Indonesia is likely to be the driving force for the global biodiesel market over the next decade, with the increasing use of vegetable oils as feedstock for biodiesel, as part of B30. The mandate requires producers to blend 30% palm oil-based fuels into the country’s biodiesel produce. The policy aims to reduce its fuel imports and drive domestic palm oil production.
The FAO and OECD Agricultural Outlook Report for the decade said that global biodiesel consumption is likely to increase by 7% over the period, with Indonesia responsible for two thirds of this increase. Indonesia’s vegetable oil production is forecast to grow by 23% to roughly 8 million tonnes over the decade to achieve this increase in biodiesel production.

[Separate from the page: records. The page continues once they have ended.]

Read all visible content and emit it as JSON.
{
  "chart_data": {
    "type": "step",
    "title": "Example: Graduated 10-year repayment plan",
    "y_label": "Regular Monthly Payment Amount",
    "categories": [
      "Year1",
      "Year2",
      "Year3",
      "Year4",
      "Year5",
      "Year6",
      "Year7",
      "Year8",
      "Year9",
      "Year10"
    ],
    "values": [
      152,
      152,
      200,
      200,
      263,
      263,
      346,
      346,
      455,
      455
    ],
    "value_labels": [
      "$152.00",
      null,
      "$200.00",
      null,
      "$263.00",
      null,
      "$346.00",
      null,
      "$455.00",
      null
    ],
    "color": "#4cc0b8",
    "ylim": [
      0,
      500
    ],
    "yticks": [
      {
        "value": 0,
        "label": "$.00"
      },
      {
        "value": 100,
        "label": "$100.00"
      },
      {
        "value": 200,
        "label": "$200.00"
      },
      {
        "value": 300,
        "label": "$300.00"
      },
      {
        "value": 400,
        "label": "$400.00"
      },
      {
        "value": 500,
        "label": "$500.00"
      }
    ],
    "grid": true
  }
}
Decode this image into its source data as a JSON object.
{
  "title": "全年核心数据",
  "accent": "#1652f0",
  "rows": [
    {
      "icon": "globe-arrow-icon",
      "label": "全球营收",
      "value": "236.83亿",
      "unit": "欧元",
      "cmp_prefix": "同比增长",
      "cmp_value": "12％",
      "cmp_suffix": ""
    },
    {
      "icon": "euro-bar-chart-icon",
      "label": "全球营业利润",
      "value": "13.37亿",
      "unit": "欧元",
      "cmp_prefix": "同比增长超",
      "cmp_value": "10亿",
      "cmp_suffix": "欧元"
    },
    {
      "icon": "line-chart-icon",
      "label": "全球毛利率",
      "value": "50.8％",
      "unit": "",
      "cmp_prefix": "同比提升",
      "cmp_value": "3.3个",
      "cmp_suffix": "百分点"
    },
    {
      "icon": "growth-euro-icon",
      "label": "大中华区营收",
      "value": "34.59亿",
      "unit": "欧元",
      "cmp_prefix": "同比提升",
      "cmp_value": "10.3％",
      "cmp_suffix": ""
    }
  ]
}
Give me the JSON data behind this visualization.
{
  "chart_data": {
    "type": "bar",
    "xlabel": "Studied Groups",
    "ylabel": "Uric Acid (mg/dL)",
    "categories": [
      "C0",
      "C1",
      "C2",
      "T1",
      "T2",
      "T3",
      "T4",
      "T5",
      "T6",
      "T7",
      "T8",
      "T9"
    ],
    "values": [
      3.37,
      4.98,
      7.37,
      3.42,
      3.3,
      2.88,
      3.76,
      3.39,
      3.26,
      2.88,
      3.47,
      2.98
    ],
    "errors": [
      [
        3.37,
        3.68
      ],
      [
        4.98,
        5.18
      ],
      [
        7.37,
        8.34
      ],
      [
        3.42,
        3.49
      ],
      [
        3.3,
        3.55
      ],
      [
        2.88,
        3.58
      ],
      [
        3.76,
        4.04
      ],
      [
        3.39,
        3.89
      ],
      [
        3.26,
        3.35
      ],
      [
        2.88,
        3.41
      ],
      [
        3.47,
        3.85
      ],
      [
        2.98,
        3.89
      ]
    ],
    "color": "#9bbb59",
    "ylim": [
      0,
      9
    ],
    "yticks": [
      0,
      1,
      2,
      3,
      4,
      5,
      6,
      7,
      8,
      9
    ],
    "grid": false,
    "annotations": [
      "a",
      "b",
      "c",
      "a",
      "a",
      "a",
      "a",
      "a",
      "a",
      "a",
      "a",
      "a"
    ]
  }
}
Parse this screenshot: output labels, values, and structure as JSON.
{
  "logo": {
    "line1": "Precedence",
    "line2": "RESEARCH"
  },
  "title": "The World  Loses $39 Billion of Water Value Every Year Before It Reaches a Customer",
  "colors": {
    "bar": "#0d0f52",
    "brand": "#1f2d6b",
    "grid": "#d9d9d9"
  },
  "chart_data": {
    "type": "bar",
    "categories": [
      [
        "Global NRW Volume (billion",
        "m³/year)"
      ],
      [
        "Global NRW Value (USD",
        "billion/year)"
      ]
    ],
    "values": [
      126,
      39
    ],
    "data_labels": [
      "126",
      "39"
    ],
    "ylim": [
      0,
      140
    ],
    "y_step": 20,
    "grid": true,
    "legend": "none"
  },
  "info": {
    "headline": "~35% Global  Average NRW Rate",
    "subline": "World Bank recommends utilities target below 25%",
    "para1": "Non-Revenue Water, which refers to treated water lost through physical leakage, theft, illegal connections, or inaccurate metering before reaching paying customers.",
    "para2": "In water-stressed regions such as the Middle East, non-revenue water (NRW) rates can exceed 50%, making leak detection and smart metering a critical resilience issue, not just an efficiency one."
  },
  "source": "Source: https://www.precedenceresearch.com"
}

The Indonesian government were initially looking to implement a B40 mandate (40% blending requirement) in 2021, however, soaring palm oil prices have meant that this policy will now commence in 2022. The Indonesian palm oil price has weakened since the beginning of May, but still remains 69% higher y-o-y at USD 1,000/MT on 7th July.
Palm oil use for biodiesel will however be hindered by policies in the EU, with the Renewable Energy Directives (RED II) guidelines limiting the use of the oil as a biofuel feedstock, due to concerns surrounding unsustainable farming practices in Malaysia and Indonesia.